D.C. Circuit freezes FMCSA’s non-domiciled CDL rule, leaving fleets in limbo

D.C. Circuit freezes FMCSA’s non-domiciled CDL rule, leaving fleets in limbo

The U.S. Court of Appeals for the D.C. Circuit on November 10 issued an administrative stay that halts the Federal Motor Carrier Safety Administration’s interim rule targeting non‑domiciled commercial driver licensing. The order pauses enforcement while judges weigh emergency stay motions, a step the court stressed is not a decision on the merits. One judge dissented.

At stake is a sweeping change FMCSA rolled out in late September that would have sharply narrowed who can obtain or renew a U.S. non‑domiciled CDL. Under that rule, eligibility effectively shrank to a handful of visa categories (H‑2A, H‑2B and E‑2), excluding many workers who previously qualified. Industry estimates place the number of current non‑domiciled CDL holders around 200,000.

Two petitions—one led by individual drivers and unions, another by King County, Washington—challenge the rule as procedurally and substantively unlawful. Those cases were consolidated, and the panel’s per curiam order temporarily preserves pre‑rule status quo while the court considers whether to extend the stay during the full review.

What changes for now: states may return to their prior eligibility standards for non‑domiciled CDLs and CLPs unless they opt to keep following the blocked rule voluntarily. Petitioners’ counsel said they expect FMCSA to notify state licensing agencies that the rule is not in effect. For fleets and drivers, that means applications and renewals can proceed under the old framework—at least until the next court action.

The stay also amplifies a political fight. The Owner‑Operator Independent Drivers Association praised the policy goals behind FMCSA’s crackdown and urged Congress to lock them in via the Non‑Domiciled CDL Integrity Act, a bill introduced by Rep. David Rouzer that would codify tighter limits. With litigation now clouding the regulation, proponents are pushing the legislative path as a backstop.

Why it matters to trucking: the on‑again, off‑again rules inject uncertainty into recruiting, retention and route coverage—especially for carriers and public agencies that rely on lawfully present non‑citizen drivers. Petitioners argue the rule would sideline many experienced operators in freight, transit, school bus and waste hauling, while FMCSA has framed the policy as a safety measure tied to verification hurdles for foreign driving histories. Until the court signals whether the stay will last through the appeal, fleets should prepare for both outcomes.

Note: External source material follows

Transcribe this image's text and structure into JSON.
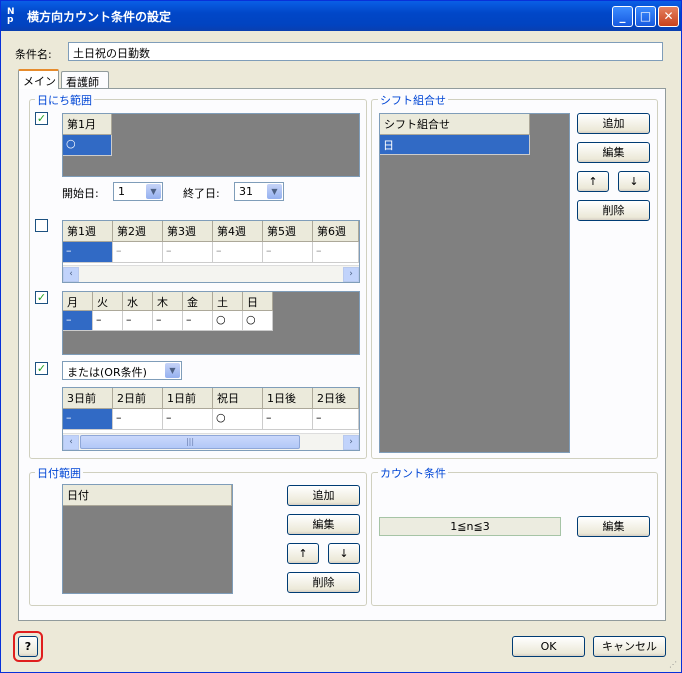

Near‑term checklist for carriers and state partners: confirm with your SDLA how it is handling applications post‑stay; audit driver files and renewal timelines so affected employees don’t lapse due to shifting procedures; and scenario‑plan headcount and training in case the rule snaps back into force. With the public comment window on FMCSA’s interim rule still open through November 28, carriers may also want to put operational data on the record to shape any final action.

Bottom line: the court’s pause averts immediate disruption to an estimated six‑figure share of the driving workforce, but it also extends a period of regulatory whiplash. Fleets should treat the next several weeks as a critical planning window, because the eventual ruling—on the stay and the merits—will determine whether the industry resumes business as usual or adapts to a far narrower gateway for non‑domiciled CDLs.